Lehman, which is among the biggest dealers of mortgage-backed securities on Wall Street, has taken a $7 billion hit from credit-related writedowns and losses since the start of the global crisis.
"For the franchise and shares to turn the corner, we think management needs to announce a significant bulk asset sale or framework for investors to evaluate the structure or pricing of likely asset disposals," Pinschmidt said.
The combination of an "exceptionally" weak macro-economic backdrop as well as widening credit spreads in the third quarter makes as asset sale even more urgent, he added.
"Barring an asset disposal to a third party in which Lehman contributes equity, we believe that a stake sale in conjunction with a partnership to manage assets may provide the best path forward," Pinschmidt said.

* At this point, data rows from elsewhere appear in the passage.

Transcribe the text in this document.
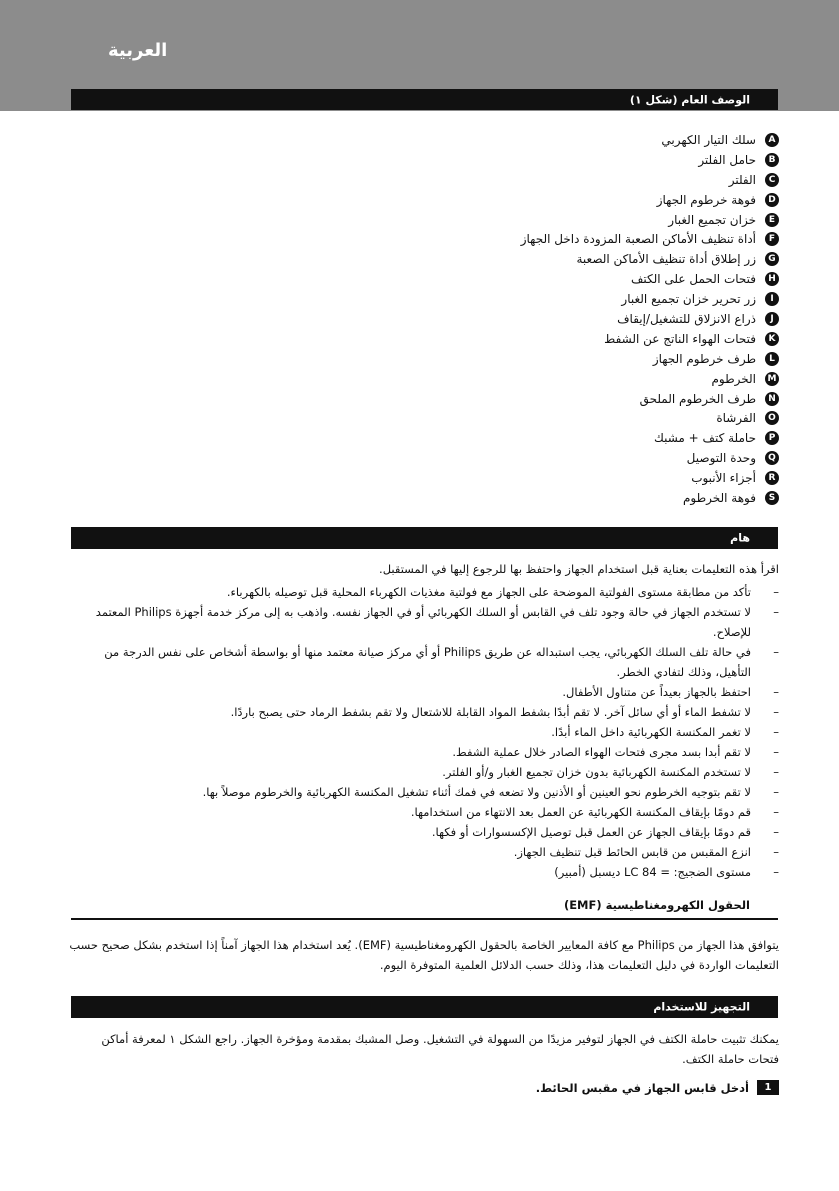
العربية
الوصف العام (شكل ١)
A
سلك التيار الكهربي
B
حامل الفلتر
C
الفلتر
D
فوهة خرطوم الجهاز
E
خزان تجميع الغبار
F
أداة تنظيف الأماكن الصعبة المزودة داخل الجهاز
G
زر إطلاق أداة تنظيف الأماكن الصعبة
H
فتحات الحمل على الكتف
I
زر تحرير خزان تجميع الغبار
J
ذراع الانزلاق للتشغيل/إيقاف
K
فتحات الهواء الناتج عن الشفط
L
طرف خرطوم الجهاز
M
الخرطوم
N
طرف الخرطوم الملحق
O
الفرشاة
P
حاملة كتف + مشبك
Q
وحدة التوصيل
R
أجزاء الأنبوب
S
فوهة الخرطوم
هام
اقرأ هذه التعليمات بعناية قبل استخدام الجهاز واحتفظ بها للرجوع إليها في المستقبل.
– تأكد من مطابقة مستوى الفولتية الموضحة على الجهاز مع فولتية مغذيات الكهرباء المحلية قبل توصيله بالكهرباء.
– لا تستخدم الجهاز في حالة وجود تلف في القابس أو السلك الكهربائي أو في الجهاز نفسه. واذهب به إلى مركز خدمة أجهزة Philips المعتمد للإصلاح.
– في حالة تلف السلك الكهربائي، يجب استبداله عن طريق Philips أو أي مركز صيانة معتمد منها أو بواسطة أشخاص على نفس الدرجة من التأهيل، وذلك لتفادي الخطر.
– احتفظ بالجهاز بعيداً عن متناول الأطفال.
– لا تشفط الماء أو أي سائل آخر. لا تقم أبدًا بشفط المواد القابلة للاشتعال ولا تقم بشفط الرماد حتى يصبح باردًا.
– لا تغمر المكنسة الكهربائية داخل الماء أبدًا.
– لا تقم أبدا بسد مجرى فتحات الهواء الصادر خلال عملية الشفط.
– لا تستخدم المكنسة الكهربائية بدون خزان تجميع الغبار و/أو الفلتر.
– لا تقم بتوجيه الخرطوم نحو العينين أو الأذنين ولا تضعه في فمك أثناء تشغيل المكنسة الكهربائية والخرطوم موصلاً بها.
– قم دومًا بإيقاف المكنسة الكهربائية عن العمل بعد الانتهاء من استخدامها.
– قم دومًا بإيقاف الجهاز عن العمل قبل توصيل الإكسسوارات أو فكها.
– انزع المقبس من قابس الحائط قبل تنظيف الجهاز.
– مستوى الضجيج: = LC 84 ديسبل (أمبير)
الحقول الكهرومغناطيسية (EMF)
يتوافق هذا الجهاز من Philips مع كافة المعايير الخاصة بالحقول الكهرومغناطيسية (EMF). يُعد استخدام هذا الجهاز آمناً إذا استخدم بشكل صحيح حسب التعليمات الواردة في دليل التعليمات هذا، وذلك حسب الدلائل العلمية المتوفرة اليوم.
التجهيز للاستخدام
يمكنك تثبيت حاملة الكتف في الجهاز لتوفير مزيدًا من السهولة في التشغيل. وصل المشبك بمقدمة ومؤخرة الجهاز. راجع الشكل ١ لمعرفة أماكن فتحات حاملة الكتف.
1
أدخل قابس الجهاز في مقبس الحائط.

The bank, which has been seeking to assuage investors concerned about its $60 billion of mortgage assets, failed to sell a large stake to Asian investors, a newspaper reported last week.

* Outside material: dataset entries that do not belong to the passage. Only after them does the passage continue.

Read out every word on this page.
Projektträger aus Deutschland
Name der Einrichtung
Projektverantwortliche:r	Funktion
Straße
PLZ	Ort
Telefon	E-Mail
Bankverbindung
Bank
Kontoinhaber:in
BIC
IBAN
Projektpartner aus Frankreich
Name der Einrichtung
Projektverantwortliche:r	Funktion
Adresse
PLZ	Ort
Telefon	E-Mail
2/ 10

According to Pinschmidt, a sale of Lehman's asset management business was not an attractive scenario, as the remaining business would need additional capital to offset the absence of a recurring high return on equity earnings stream from its Neuberger Berman business.
This would reduce Lehman's normalized return on equity outlook and increase earnings volatility for its remaining entity, he said.
Lehman has looked at selling at least a part of its asset management unit to private equity firms, and is looking at selling commercial real estate assets.
The analyst maintained his "overweight" rating on shares of Lehman and Goldman.